Delivering his 2002 State of the Union address, Bush declared that North Korea, Iran and Iraq formed an axis of evil, and that the United States would not permit the world’s most dangerous regimes to “threaten us with the world’s most destructive weapons”.
But far from ridding the world of weapons of mass destruction, the Bush campaign turned out to be a weapon of mass deception and a profit-making venture for the military-industrial complex. US companies like Halliburton, of which Bush-era Vice President Dick Cheney was once CEO, General Electric, Parsons Corp, DynCorp International, Bechtel, and Academi made billions of dollars in profit through military and construction contracts while more than a million Iraqis, including children and women, perished in Washington’s Shock and Awe military onslaught.
It is not an understatement to say that the war industry is a devil’s agent that makes the world bleed. In 1961, US President Dwight D Eisenhower saw this danger. In his farewell address, Eisenhower -- in what may have been his prophetic moment -- warned that “an immense military establishment and a large arms industry” had emerged as a hidden force in US politics and that Americans “must not fail to comprehend its grave implications”. But today, most American leaders seem to ignore Eisenhower’s message. No wonder, their country carries the dubious reputation of being a nation at perpetual war. The list of countries that have been devastated by the US fire power is long -- and it includes Vietnam, Laos, Cambodia, Afghanistan and Iraq in Asia, Granada and Panama in the Americas, Somalia and Libya in Africa and the former Yugoslavia in Europe.
As war after war pockmarks the walls of US history, the military budget also expands with more and more taxes heaped on the people. Perpetual war and bigger military budgets also mean larger profits for the arms industry. It is said the US military campaign in Iraq and Afghanistan has cost the US taxpayers US$ one trillion and 673 billion.

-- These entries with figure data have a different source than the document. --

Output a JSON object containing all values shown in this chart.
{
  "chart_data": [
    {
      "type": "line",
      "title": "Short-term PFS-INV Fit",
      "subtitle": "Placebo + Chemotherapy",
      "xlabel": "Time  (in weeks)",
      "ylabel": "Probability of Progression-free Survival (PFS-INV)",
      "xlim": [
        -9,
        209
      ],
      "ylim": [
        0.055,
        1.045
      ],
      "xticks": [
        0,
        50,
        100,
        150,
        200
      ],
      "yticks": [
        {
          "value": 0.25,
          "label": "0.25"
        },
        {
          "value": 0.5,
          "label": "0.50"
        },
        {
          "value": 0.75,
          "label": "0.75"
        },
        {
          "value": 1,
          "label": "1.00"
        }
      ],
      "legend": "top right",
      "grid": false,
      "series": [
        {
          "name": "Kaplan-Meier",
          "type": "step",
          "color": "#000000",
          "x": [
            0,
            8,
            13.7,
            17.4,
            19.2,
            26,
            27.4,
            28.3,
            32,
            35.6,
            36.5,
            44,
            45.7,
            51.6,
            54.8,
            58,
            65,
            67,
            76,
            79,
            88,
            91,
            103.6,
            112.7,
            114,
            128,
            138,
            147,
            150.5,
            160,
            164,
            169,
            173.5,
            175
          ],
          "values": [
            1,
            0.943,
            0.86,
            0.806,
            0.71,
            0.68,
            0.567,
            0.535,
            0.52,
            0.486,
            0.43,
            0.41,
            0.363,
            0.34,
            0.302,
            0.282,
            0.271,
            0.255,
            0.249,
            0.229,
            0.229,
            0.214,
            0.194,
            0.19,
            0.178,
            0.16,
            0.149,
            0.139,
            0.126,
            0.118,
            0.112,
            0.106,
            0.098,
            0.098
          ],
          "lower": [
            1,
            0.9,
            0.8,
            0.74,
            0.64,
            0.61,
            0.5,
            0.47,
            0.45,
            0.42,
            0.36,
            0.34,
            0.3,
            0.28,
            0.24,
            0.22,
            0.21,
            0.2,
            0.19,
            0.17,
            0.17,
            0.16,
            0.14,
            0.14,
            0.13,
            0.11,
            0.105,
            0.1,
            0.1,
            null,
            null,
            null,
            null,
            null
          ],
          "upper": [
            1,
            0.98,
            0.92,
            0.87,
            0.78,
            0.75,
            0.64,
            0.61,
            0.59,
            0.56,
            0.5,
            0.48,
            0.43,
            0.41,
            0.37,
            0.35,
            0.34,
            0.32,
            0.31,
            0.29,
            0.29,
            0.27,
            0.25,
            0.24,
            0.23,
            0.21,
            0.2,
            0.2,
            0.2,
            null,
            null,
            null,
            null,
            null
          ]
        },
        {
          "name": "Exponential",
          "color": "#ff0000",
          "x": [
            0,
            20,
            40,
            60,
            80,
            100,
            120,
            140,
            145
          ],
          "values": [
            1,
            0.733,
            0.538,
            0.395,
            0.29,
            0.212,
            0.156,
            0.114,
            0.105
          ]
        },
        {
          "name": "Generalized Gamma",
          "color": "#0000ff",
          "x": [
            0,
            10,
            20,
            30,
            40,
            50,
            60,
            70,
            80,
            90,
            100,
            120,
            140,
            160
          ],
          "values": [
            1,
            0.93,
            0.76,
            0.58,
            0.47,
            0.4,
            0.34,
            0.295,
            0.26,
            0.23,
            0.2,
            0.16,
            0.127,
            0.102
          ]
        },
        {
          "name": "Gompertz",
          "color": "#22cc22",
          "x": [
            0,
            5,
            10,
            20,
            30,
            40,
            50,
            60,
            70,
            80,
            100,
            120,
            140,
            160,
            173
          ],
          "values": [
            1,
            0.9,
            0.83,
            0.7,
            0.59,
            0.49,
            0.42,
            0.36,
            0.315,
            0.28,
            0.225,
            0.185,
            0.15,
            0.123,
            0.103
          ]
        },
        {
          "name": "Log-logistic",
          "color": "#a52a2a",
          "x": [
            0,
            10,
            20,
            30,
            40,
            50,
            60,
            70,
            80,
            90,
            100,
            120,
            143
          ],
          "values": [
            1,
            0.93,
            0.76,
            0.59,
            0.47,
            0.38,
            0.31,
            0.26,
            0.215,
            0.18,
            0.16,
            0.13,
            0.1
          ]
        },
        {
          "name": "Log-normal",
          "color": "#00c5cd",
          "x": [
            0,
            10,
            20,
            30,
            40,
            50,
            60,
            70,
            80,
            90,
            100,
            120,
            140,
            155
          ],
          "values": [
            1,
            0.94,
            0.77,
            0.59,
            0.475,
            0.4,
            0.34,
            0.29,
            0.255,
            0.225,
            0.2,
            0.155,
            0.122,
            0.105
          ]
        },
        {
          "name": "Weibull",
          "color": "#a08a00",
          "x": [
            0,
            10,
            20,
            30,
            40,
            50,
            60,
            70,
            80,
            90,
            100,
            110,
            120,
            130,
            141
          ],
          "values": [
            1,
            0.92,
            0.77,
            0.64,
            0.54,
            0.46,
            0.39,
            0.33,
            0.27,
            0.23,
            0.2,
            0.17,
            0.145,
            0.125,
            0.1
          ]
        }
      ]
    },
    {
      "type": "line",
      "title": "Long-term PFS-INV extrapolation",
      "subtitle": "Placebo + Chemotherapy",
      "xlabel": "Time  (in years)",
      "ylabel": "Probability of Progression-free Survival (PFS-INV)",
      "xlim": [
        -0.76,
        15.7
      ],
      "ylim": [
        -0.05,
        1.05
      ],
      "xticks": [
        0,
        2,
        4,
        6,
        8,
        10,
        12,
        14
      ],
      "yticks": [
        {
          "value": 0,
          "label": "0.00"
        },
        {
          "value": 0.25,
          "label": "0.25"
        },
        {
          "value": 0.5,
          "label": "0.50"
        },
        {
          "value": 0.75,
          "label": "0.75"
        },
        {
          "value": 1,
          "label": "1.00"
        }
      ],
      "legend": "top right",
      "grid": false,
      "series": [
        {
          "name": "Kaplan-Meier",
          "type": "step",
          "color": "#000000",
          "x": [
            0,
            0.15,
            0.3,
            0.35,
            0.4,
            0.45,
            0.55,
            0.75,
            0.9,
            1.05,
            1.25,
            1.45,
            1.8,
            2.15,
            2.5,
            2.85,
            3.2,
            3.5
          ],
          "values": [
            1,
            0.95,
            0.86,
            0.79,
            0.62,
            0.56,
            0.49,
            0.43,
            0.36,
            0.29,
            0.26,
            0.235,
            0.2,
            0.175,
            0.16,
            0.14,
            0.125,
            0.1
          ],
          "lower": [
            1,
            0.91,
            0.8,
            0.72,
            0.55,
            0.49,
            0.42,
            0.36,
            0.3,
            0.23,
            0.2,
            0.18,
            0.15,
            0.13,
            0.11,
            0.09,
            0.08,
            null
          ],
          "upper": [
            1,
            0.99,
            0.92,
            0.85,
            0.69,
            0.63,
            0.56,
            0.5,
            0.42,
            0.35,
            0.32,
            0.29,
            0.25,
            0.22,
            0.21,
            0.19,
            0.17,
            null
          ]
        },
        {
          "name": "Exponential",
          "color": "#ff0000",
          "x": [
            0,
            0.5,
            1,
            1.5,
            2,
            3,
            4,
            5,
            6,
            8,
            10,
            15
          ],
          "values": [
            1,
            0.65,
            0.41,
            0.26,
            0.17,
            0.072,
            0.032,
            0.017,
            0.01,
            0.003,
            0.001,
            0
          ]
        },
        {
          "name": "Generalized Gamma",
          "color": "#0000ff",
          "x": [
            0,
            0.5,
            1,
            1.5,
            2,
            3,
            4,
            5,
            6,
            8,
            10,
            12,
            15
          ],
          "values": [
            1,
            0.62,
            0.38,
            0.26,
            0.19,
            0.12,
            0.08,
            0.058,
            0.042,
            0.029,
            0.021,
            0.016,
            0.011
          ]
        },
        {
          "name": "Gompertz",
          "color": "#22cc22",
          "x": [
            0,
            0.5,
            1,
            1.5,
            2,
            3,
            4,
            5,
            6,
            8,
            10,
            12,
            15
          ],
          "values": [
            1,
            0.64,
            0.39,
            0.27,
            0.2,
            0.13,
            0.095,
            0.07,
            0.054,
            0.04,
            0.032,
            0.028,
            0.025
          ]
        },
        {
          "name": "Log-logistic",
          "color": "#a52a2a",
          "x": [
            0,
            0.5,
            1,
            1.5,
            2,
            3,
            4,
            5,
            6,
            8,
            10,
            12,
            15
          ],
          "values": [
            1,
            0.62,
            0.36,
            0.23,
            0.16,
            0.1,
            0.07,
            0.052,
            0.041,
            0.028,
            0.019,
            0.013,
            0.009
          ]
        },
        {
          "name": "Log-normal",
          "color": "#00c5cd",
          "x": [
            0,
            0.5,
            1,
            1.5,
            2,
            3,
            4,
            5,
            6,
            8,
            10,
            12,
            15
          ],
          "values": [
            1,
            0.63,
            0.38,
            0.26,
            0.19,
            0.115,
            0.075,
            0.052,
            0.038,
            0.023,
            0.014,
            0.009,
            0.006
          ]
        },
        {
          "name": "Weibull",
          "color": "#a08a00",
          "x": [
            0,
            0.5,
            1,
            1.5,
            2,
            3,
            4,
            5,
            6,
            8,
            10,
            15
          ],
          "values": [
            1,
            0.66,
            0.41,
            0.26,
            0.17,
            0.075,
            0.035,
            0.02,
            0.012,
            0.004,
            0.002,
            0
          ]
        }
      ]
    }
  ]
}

Every time, a missile is fired, another is made at an arms manufacturer’s factory. So when more missiles and ammunition are fired, it also means more contracts for the arms industry. The arms industry worldwide stands accused of plotting schemes to push nations into war so that it can profit by selling weapons to warring factions. Arms manufacturers worldwide have sold weapons worth billions of dollars in recent years to the oil rich countries of the Middle East, while Western political leaders who receive campaign donations from arms manufacturers showed Iran as a bogey that seeks to gobble up the Sunni sheikdoms.
It is alleged that the State Department under Hillary Clinton facilitated arms industry donors who supported the Clinton Foundation to clinch weapons deals worth US$ 165 billion. Most of these weapons have been sold to Saudi Arabia and other Gulf nations -- and these US-made weapons kill innocent civilians in Yemen and Syria.
These merchants of death, in their insatiable greed, do not care whether the arms they manufacture reach non-state actors such as terrorists. Take the case of Libya. During the 2011 civil war, weapons from Saudi Arabia, Qatar, the US and other western nations flowed abundantly, with pro-arms-lobby Clinton at the helm of affairs at the State Department. These surplus weapons were one of the main reasons why Libya is in turmoil today. A similar flow of weapons has also reached Syrian moderate rebels who freely shared the weapons with ISIS, al-Nusra and other extremist groups. Most of the weapons the so-called moderate rebels and extremists use largely legitimate weapons sold to US allies in the Middle East.
With the greed-driven arms industry profiteering from bloodletting, there is little hope that world peace can be achieved through any UN disarmament drive or moribund conferences. The innocents are caught in a trap and doomed to die violent deaths while the arms sellers carry on their devilry regardless.